Hi,
I was wondering about regex performance in general and in particular with logstash and grok.
I'm currently trying to parse firewall logs sent through the syslog protocol which mainly contains keys and values (a key would be i.e. "id" and its value "2001").
This is how the rule looks like (redacted):
2020:10:31-23:43:52 firewall-state myservice[19509]: id="2001" severity="info" sys="SecureNet" sub="packetfilter" name="Packet dropped" action="drop" fwrule="60001" initf="eth1" srcmac="00:11:22:33:44:55" dstmac="00:11:22:33:44:55" srcip="192.168.1.1" dstip="192.168.2.1" proto="6" length="40" tos="0x00" prec="0x00" ttl="251" srcport="48234" dstport="16432" tcpflags="SYN"
So I've added a custom grok variable for the timestamp as the one provided by default by grok doesn't work:
CUSTOM_TIMESTAMP %{YEAR:year}:%{MONTHNUM2:month}:%{MONTHDAY:monthday}-%{HOUR:hour}:%{MINUTE:minute}:%{SECOND:second}
Someone suggested that I don't bother with the exact format of the values, because, as long as I'm not forcing any backtracking (using .*
for instance) or something to that effect, it should be just fine to match any type of characters that are included in the brackets.

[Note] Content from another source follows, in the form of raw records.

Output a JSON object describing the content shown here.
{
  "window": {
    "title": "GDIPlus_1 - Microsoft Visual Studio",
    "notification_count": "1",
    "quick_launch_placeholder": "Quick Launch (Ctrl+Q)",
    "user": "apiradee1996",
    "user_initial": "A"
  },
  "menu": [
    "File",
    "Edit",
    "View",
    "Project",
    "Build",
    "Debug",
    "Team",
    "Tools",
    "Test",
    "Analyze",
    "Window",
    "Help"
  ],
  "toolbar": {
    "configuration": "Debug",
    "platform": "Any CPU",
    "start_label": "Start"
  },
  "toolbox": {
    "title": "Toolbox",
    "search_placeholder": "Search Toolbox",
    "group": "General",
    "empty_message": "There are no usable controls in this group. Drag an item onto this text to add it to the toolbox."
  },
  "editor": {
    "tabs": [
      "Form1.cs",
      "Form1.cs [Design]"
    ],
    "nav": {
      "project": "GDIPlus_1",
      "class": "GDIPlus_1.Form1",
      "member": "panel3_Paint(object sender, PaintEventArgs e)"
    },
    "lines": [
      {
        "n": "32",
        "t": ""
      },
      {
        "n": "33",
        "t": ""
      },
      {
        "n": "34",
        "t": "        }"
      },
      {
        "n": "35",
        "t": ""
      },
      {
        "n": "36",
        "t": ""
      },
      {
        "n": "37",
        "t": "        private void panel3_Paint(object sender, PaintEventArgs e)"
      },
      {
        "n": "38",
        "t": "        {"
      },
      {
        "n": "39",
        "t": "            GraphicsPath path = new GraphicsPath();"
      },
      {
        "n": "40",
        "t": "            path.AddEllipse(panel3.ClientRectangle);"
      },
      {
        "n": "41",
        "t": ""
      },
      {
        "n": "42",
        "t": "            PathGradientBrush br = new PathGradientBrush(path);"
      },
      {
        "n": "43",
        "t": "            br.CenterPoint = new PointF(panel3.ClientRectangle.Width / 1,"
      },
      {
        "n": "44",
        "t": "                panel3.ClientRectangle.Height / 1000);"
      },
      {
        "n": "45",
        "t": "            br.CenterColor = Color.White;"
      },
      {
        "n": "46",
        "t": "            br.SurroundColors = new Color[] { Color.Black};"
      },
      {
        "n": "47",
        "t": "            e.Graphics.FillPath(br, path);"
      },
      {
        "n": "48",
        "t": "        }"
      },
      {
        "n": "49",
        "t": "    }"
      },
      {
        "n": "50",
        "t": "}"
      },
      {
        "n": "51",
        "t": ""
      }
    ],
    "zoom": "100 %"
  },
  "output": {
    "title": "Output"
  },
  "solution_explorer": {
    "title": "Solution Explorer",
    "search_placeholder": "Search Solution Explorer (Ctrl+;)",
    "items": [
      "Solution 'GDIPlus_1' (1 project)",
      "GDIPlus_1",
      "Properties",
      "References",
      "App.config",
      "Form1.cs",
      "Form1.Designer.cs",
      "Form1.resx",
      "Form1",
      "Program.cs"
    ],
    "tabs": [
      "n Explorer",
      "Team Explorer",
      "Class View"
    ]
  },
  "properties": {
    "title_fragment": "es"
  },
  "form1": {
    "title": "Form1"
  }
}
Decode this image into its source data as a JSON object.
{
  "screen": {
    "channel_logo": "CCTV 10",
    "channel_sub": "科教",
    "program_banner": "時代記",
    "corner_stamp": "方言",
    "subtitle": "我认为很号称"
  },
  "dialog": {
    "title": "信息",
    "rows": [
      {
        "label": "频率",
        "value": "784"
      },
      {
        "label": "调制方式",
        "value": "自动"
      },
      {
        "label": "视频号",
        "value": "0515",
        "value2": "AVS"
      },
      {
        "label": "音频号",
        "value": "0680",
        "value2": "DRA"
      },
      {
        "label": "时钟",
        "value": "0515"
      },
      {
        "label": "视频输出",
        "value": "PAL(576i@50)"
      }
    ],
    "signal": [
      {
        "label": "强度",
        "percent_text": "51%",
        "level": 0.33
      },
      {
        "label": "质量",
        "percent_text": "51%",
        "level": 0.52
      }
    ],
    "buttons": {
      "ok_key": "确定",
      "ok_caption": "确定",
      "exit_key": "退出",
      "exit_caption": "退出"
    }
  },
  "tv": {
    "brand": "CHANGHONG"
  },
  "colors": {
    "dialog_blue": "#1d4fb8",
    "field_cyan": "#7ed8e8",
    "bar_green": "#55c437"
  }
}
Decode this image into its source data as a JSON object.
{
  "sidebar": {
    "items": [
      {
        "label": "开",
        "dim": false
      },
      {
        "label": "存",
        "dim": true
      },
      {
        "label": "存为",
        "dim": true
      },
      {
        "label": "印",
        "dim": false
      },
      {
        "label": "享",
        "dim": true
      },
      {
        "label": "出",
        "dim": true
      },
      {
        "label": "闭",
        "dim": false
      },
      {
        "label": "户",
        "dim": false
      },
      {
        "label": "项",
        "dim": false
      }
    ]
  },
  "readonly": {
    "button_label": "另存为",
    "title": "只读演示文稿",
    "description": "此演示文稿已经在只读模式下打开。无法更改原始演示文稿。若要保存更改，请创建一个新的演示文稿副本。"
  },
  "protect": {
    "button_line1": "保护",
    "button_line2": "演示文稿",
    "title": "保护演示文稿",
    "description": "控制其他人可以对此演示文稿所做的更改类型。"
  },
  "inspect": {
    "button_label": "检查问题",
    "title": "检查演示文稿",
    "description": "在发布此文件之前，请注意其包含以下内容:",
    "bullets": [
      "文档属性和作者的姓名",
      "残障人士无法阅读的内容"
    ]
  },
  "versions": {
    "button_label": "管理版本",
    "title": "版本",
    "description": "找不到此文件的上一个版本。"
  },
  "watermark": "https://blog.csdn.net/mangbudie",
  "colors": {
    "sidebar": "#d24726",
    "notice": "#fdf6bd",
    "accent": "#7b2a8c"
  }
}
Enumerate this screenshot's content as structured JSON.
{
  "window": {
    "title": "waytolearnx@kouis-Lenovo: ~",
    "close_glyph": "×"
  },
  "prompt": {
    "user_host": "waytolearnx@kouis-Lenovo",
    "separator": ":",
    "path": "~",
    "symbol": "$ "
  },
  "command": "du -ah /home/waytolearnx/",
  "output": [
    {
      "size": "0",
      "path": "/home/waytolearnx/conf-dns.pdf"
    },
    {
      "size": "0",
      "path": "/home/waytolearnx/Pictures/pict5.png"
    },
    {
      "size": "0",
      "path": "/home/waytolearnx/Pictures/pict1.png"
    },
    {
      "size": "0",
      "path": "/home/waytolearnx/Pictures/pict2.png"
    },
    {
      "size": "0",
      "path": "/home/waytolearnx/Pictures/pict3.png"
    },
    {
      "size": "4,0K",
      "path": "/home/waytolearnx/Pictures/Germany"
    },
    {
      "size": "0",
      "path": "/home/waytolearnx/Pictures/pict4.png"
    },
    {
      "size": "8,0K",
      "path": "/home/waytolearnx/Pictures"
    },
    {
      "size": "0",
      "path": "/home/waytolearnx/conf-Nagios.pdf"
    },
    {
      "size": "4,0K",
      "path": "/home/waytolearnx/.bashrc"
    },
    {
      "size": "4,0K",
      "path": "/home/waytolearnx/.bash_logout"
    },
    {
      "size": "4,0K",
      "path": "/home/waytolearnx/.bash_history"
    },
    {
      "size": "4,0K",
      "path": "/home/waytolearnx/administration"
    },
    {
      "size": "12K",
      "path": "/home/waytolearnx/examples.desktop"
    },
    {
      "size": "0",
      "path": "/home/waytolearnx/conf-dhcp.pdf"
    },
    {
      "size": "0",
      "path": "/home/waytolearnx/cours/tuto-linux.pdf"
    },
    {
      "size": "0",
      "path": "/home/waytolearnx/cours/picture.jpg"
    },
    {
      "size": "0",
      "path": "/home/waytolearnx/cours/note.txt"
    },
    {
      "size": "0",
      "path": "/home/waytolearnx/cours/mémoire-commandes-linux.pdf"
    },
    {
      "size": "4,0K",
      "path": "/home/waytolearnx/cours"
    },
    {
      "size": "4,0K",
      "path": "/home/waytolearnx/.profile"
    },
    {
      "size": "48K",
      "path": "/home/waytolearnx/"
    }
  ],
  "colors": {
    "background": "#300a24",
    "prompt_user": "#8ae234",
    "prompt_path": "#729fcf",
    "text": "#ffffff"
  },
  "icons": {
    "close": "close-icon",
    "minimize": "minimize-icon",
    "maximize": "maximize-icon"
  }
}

So he proposed adding this custom variable:
STRING [^"]*
And then added this pattern:
"%{CUSTOM_TIMESTAMP:timestamp} %{SYSLOGHOST:syslog_hostname} %{DATA:syslog_program}(?:\[%{POSINT:syslog_pid}\])?: id=\"%{STRING:service_id}\"(?: severity=\"%{STRING:service_severity}\")?(?: sys=\"%{STRING:service_sys}\")?(?: sub=\"%{STRING:service_sub}\")?(?: name=\"%{STRING:service_name}\")?(?: action=\"%{STRING:service_action}\")?(?: fwrule=\"%{STRING:service_fwrule}\")?(?: initf=\"%{STRING:service_initf}\")?(?: srcmac=\"%{STRING:service_srcmac}\")?(?: dstmac=\"%{STRING:service_dstmac}\")?(?: srcip=\"%{STRING:service_srcip}\")?(?: dstip=\"%{STRING:service_dstip}\")?(?: proto=\"%{STRING:service_proto}\")?(?: length=\"%{STRING:service_length}\")?(?: tos=\"%{STRING:service_tos}\")?(?: prec=\"%{STRING:service_prec}\")?(?: ttl=\"%{STRING:service_ttl}\")?(?: srcport=\"%{STRING:service_srcport}\")?(?: dstport=\"%{STRING:service_dstport}\")?(?: tcpflags=\"%{STRING:service_tcpflags}\")?"
So, as you can see, any string that is quoted (the values to the 'keys') is matched by the regex [^"]*
The pattern itself works (the optional regex added by ?
are needed, because some key-values pairs sometimes don't show up), so I'm not worried about that. But my question is, what should I take into consideration performance-wise?
Initially I started writing the regex by being more exact and making use (when that was available) of the already existing grok patterns (mac addresses, ipv6, whatever).
Is it worth doing that and being very exact in this context? Does it bring any value/performance with it? Or is it negligible?
From what I've generally read, I gather that the more exact are the regex, the better is the performance. But oftetimes the examples were too obviously, such as using [0-9]+
instead of .*
. I'm not sure if this also applies to more, let's say, subtle situations.
Is there anywhere I could test this under 'lab' condition, as it were?
I'm looking forward to your answer!